Dans le programme carte.s, nous décodons les lignes de la description de la carte et pour chaque case, nous créeons une tuile dans une table avec le type, sa place et son cout.
Puis à partir de cette table, nous créons une liste chainée de tous les nœuds et une liste chainée de tous les arcs, listes qui seront utilisées par les algorithmes.

Chaque algorithme est codé dans un programme spécifique suivant la description java du livre et en l’adaptant aux structures de données crées dans le programme carte. La mise au point est un peu délicate compte tenu du nombre de registres utilisés. A ce propos, le rôle de chaque registre dans un programme comme celui-ci n’est pas toujours facile à déterminer. Faut-il respecter par exemple les normes habituelles de passage des arguments aux sous-routines ? si oui, cela oblige à faire des mouvements de registres à registres si ceux-ci ne sont pas bien choisis. On s’aperçoit par exemple qu’il faudrait utiliser les registres à partir de r4 pour les indices supérieurs de boucle ou pour conserver les données principales du programme. Je n’ai pas encore trouvé la bonne méthode pour ces attributions, ce qui entraine quelques bizarreries dans mes programmes. Comme ici, une fonction qui n’utilise pas comme paramètre d’entrée le registre r0 mais seulement r1 (indice de ligne dans la table des tuiles) et r2 (indice de colonnes) ou alors le registre r10 qui sert dans plusieurs routines !!!

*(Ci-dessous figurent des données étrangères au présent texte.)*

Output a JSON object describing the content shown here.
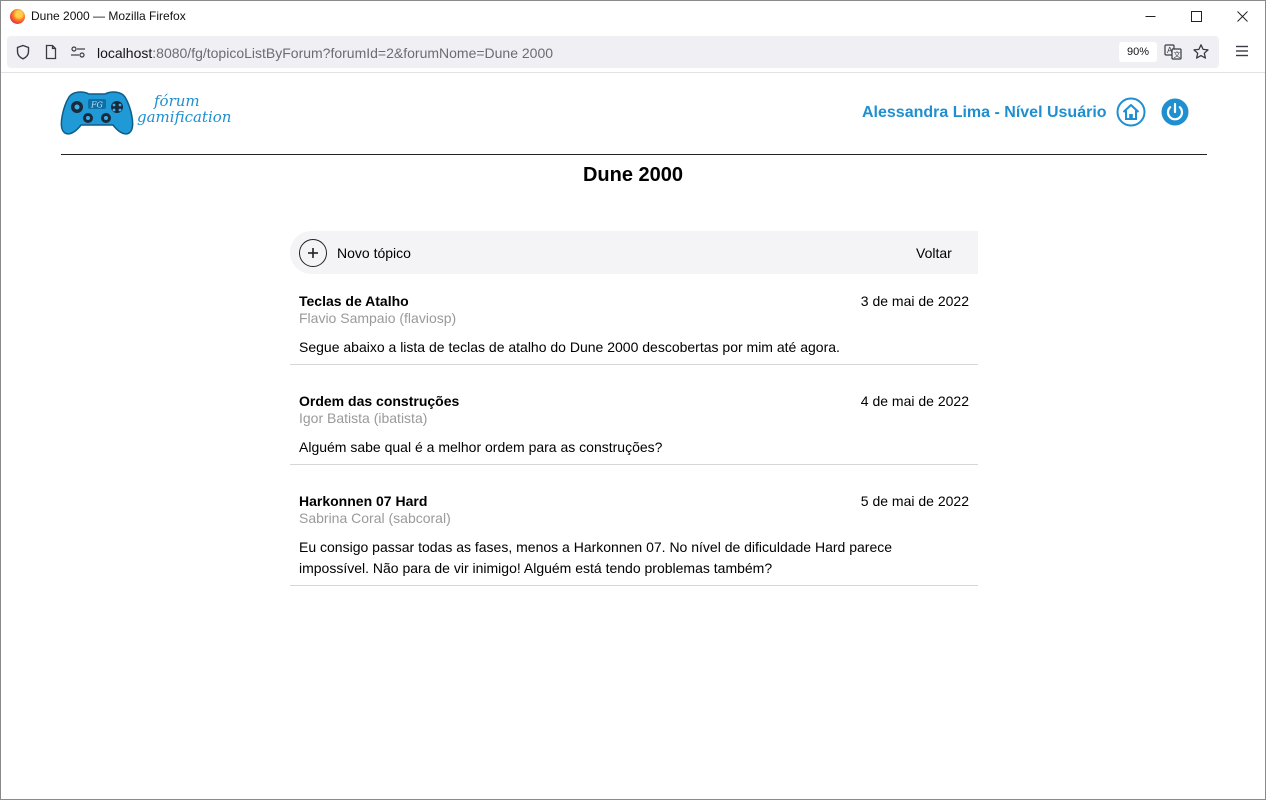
{
  "window": {
    "title": "Dune 2000 — Mozilla Firefox"
  },
  "browser": {
    "url_host": "localhost",
    "url_rest": ":8080/fg/topicoListByForum?forumId=2&forumNome=Dune 2000",
    "zoom": "90%"
  },
  "header": {
    "logo_line1": "fórum",
    "logo_line2": "gamification",
    "logo_badge": "FG",
    "user_label": "Alessandra Lima - Nível Usuário"
  },
  "forum": {
    "title": "Dune 2000"
  },
  "toolbar": {
    "new_topic_label": "Novo tópico",
    "back_label": "Voltar"
  },
  "topics": [
    {
      "title": "Teclas de Atalho",
      "author": "Flavio Sampaio (flaviosp)",
      "date": "3 de mai de 2022",
      "body": "Segue abaixo a lista de teclas de atalho do Dune 2000 descobertas por mim até agora."
    },
    {
      "title": "Ordem das construções",
      "author": "Igor Batista (ibatista)",
      "date": "4 de mai de 2022",
      "body": "Alguém sabe qual é a melhor ordem para as construções?"
    },
    {
      "title": "Harkonnen 07 Hard",
      "author": "Sabrina Coral (sabcoral)",
      "date": "5 de mai de 2022",
      "body": "Eu consigo passar todas as fases, menos a Harkonnen 07. No nível de dificuldade Hard parece impossível. Não para de vir inimigo! Alguém está tendo problemas também?"
    }
  ],
  "icons": {
    "shield": "shield-icon",
    "page": "page-icon",
    "permissions": "permissions-icon",
    "translate": "translate-icon",
    "bookmark": "star-icon",
    "menu": "hamburger-menu-icon",
    "home": "home-icon",
    "power": "power-icon",
    "plus": "plus-icon"
  },
  "colors": {
    "accent": "#1f8fd0",
    "author_gray": "#9a9a9a",
    "toolbar_bg": "#f4f4f6"
  }
}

Après corrections de nombreuses anomalies, le programme donne les mêmes résultats pour les exemples du livre avec bien sûr des temps d’exécution bien différents. L’algorithme de Bellman-Ford a un temps d’exécution anormal par rapport aux autres. Il faut que j’analyse plus finement son comportement pour voir s’il n’y a pas une erreur de programmation ou un mauvais choix de la structure des données.

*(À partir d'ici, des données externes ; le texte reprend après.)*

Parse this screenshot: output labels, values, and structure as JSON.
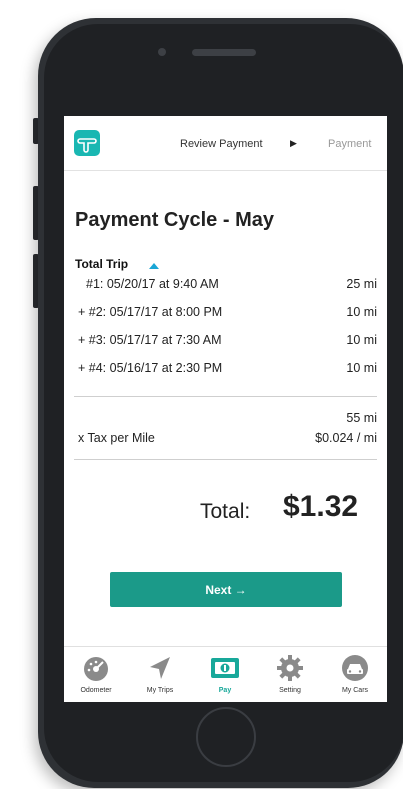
{
  "header": {
    "breadcrumb_step1": "Review Payment",
    "breadcrumb_step2": "Payment"
  },
  "page": {
    "title": "Payment Cycle - May",
    "section_label": "Total Trip"
  },
  "trips": [
    {
      "label": "#1: 05/20/17 at 9:40 AM",
      "distance": "25 mi"
    },
    {
      "label": "+ #2: 05/17/17 at 8:00 PM",
      "distance": "10 mi"
    },
    {
      "label": "+ #3: 05/17/17 at 7:30 AM",
      "distance": "10 mi"
    },
    {
      "label": "+ #4: 05/16/17 at 2:30 PM",
      "distance": "10 mi"
    }
  ],
  "summary": {
    "total_distance": "55 mi",
    "tax_label": "x Tax per Mile",
    "tax_value": "$0.024  / mi",
    "total_label": "Total:",
    "total_value": "$1.32"
  },
  "actions": {
    "next_label": "Next →"
  },
  "tabs": [
    {
      "label": "Odometer",
      "icon": "gauge-icon"
    },
    {
      "label": "My Trips",
      "icon": "navigation-arrow-icon"
    },
    {
      "label": "Pay",
      "icon": "money-bill-icon"
    },
    {
      "label": "Setting",
      "icon": "gear-icon"
    },
    {
      "label": "My Cars",
      "icon": "car-icon"
    }
  ],
  "colors": {
    "accent": "#1b9a89",
    "logo": "#19b7b2",
    "sort_caret": "#1aa6d6",
    "icon_gray": "#8a8a8a"
  }
}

Exercices :  lire la description d’une carte à partir d’un fichier dont on passe le nom en paramètre.
                Le départ de plusieurs algorithmes est toujours la case 0,0. Modifier les algorithmes pour qu’ils commencent à la case départ donnée par la structure graphe.

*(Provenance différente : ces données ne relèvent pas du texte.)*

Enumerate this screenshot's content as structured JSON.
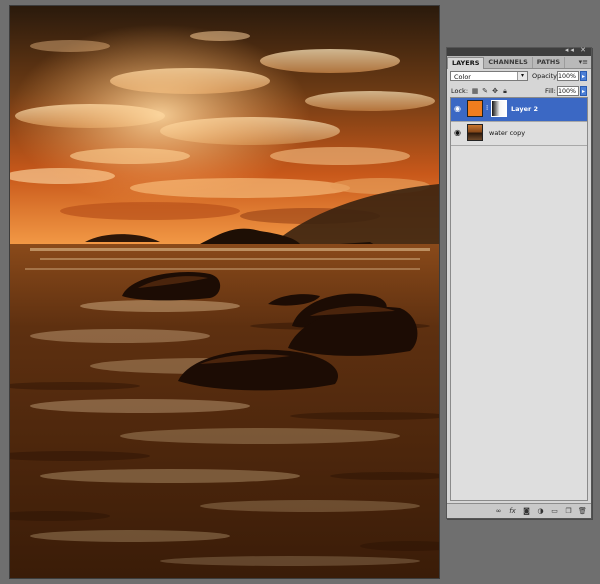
{
  "panel": {
    "tabs": [
      {
        "label": "LAYERS",
        "active": true
      },
      {
        "label": "CHANNELS",
        "active": false
      },
      {
        "label": "PATHS",
        "active": false
      }
    ],
    "blend_mode": "Color",
    "opacity_label": "Opacity:",
    "opacity_value": "100%",
    "lock_label": "Lock:",
    "fill_label": "Fill:",
    "fill_value": "100%",
    "layers": [
      {
        "name": "Layer 2",
        "selected": true,
        "visible": true,
        "thumb_color": "#f07d1e",
        "has_mask": true
      },
      {
        "name": "water copy",
        "selected": false,
        "visible": true,
        "has_mask": false
      }
    ],
    "bottom_icons": [
      "link-layers-icon",
      "fx-icon",
      "add-mask-icon",
      "adjustment-layer-icon",
      "group-icon",
      "new-layer-icon",
      "trash-icon"
    ]
  },
  "colors": {
    "accent": "#3b68c4",
    "orange_fill": "#f07d1e"
  }
}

Adapter les algorithmes à d’autres problèmes.
 


vendredi 6 juillet 2018

Chapitre 39 :Modification du curseur de la souris et chargement d’une image BMP


Nous reprenons un chapitre du document xlibbook pour montrer comment modifier la forme du curseur de la souris. J’ai ajouté à l’exemple donné le chargement et l’affichage d’une image au format BMP.
Dans ce programme, j’ai aussi essayé d’améliorer la gestion des évènements en stockant en fin de structure X11 des fenêtres, l’adresse de la procédure de gestion des évènements à appeler pour la fenêtre concernée. Pour cela nous déclarons une table des fenêtres crées avec autant de structure Fenêtre que de fenêtres plus une. La dernière servira de borne d’arrêt lors de la recherche.
Comme dans le programme précédent, nous reprenons les définitions des bitmap du curseur de la souris et de son masque données par le tutoriel sous la forme d’une série de .byte.
Dans le code, nous reprenons comme auparavant les procédures de connexion au serveur, de chargement des polices et des couleurs (même si nous n’en avons pas l’utilité dans ce programme), la création de la fenêtre principale et la création des contextes graphiques. Nous modifions la procédure de création des images pour convertir les 2 images du curseur à partir de leur définition de la .data.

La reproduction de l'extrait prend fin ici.